Amazon IXD – VGT2 is an innovative database solution designed to dynamically scale both vertically and horizontally based on the fluctuating demands of workloads. Built on the robust infrastructure of Amazon Aurora, this managed solution is not limited by the constraints of a single node.
In this article, we will explore how to assess performance using pgbench, a widely-used tool for benchmarking single-node database management systems. While pgbench is primarily optimized for single-node scenarios, we’ll delve into its application within the multi-node environment of Amazon IXD – VGT2. We will also uncover the challenges and advantages of using this tool in conjunction with the Amazon IXD – VGT2 architecture.
Performance and Scalability
Organizations often evaluate performance through several key metrics:
- Latency: The time it takes for read and write operations to complete.
- Transaction Rate: The required minimum transactions processed per second, minute, hour, or day, as well as peak rates within specific timeframes.
- Scalability: The ability to grow without inherent limitations.
Effective performance assessments generally take all three metrics into account. High transaction rates are meaningless if user responses are slow, and excellent latency is of little value during peak usage. Scalability encompasses various components, and testing it is critical before applications outpace their current solutions. Benchmark testing provides insight into how a system behaves under increased stress and identifies the workload at which limits are reached.
When conducting performance tests, consider the following factors:
- Workload: Complex workloads can be challenging to run and analyze, while simpler workloads are easier to understand but provide less comprehensive coverage.
- Schema: Larger schemas require more time to set up and analyze, whereas smaller schemas offer precise measurements but may limit workload variations.
- Scalability Factors: Focus on a few specific aspects of scalability early in the testing process, such as user counts or transaction rates.
- Baseline: Establishing a baseline for comparison is essential. For instance, understanding what constitutes a good performance metric requires context.
Before beginning a scalability benchmark, it’s important to clarify the objectives, schema, workload, scalability factors, and baseline metrics. When expanding capacity, it’s essential to identify which parameters matter most to the business, applications, and users. Understanding how the chosen tools and architecture affect performance is equally important.
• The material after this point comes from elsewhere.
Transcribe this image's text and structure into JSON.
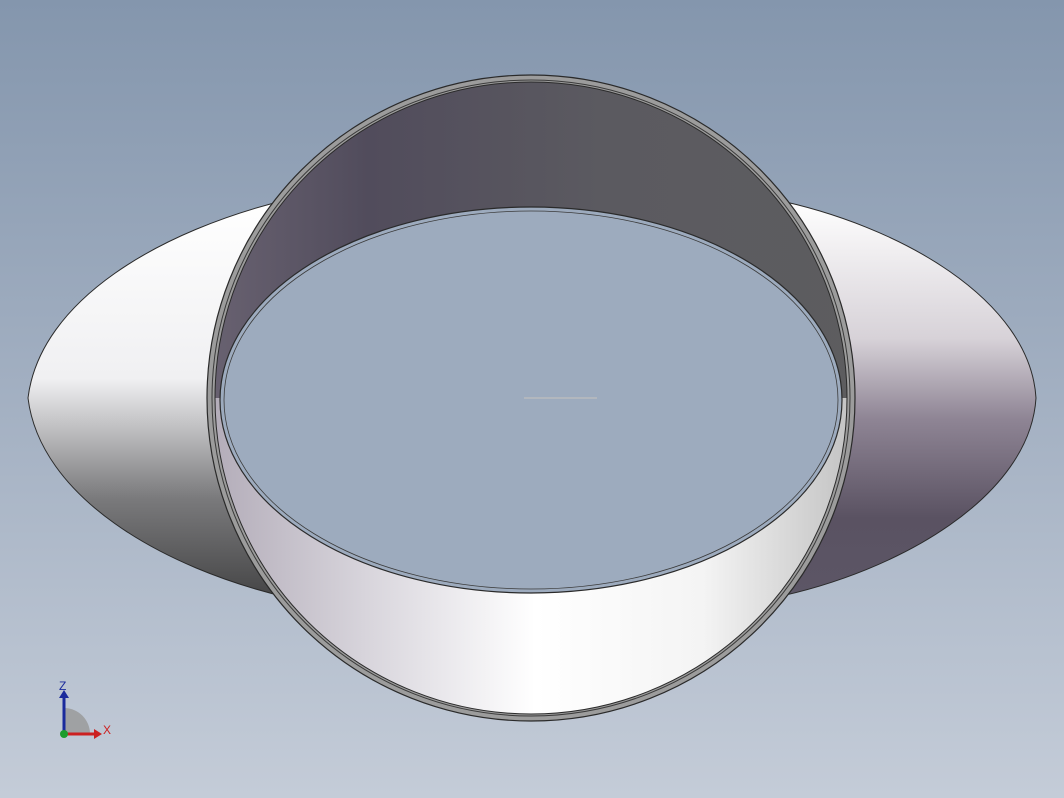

A tool frequently utilized with PostgreSQL, pgbench, will be examined in relation to Amazon IXD – VGT2 in the following sections.
Amazon IXD – VGT2 Terminology
In this discussion, we will refer to the following terms:
- Sharding: A technique to distribute data across multiple nodes.
- Shard Key: The column(s) used to segment the data.
- Collocation: The practice of grouping related table rows within the same shards to enhance join performance.
- Reference Table: A static table that exists across all shards with low Data Manipulation Language (DML) rates.
- Aurora Capacity Units (ACUs): A measure of resource allocation for a shard group. Increasing the minimum ACU enhances responsiveness, while adjusting the maximum ACU raises capacity limits.
- Shard Group: A collection of nodes within an Amazon IXD – VGT2 system, varying with workload and data.
- Router: Nodes that process requests and either execute them or delegate them to shards.
- Shard: Nodes responsible for data storage and management, accessible only through the router.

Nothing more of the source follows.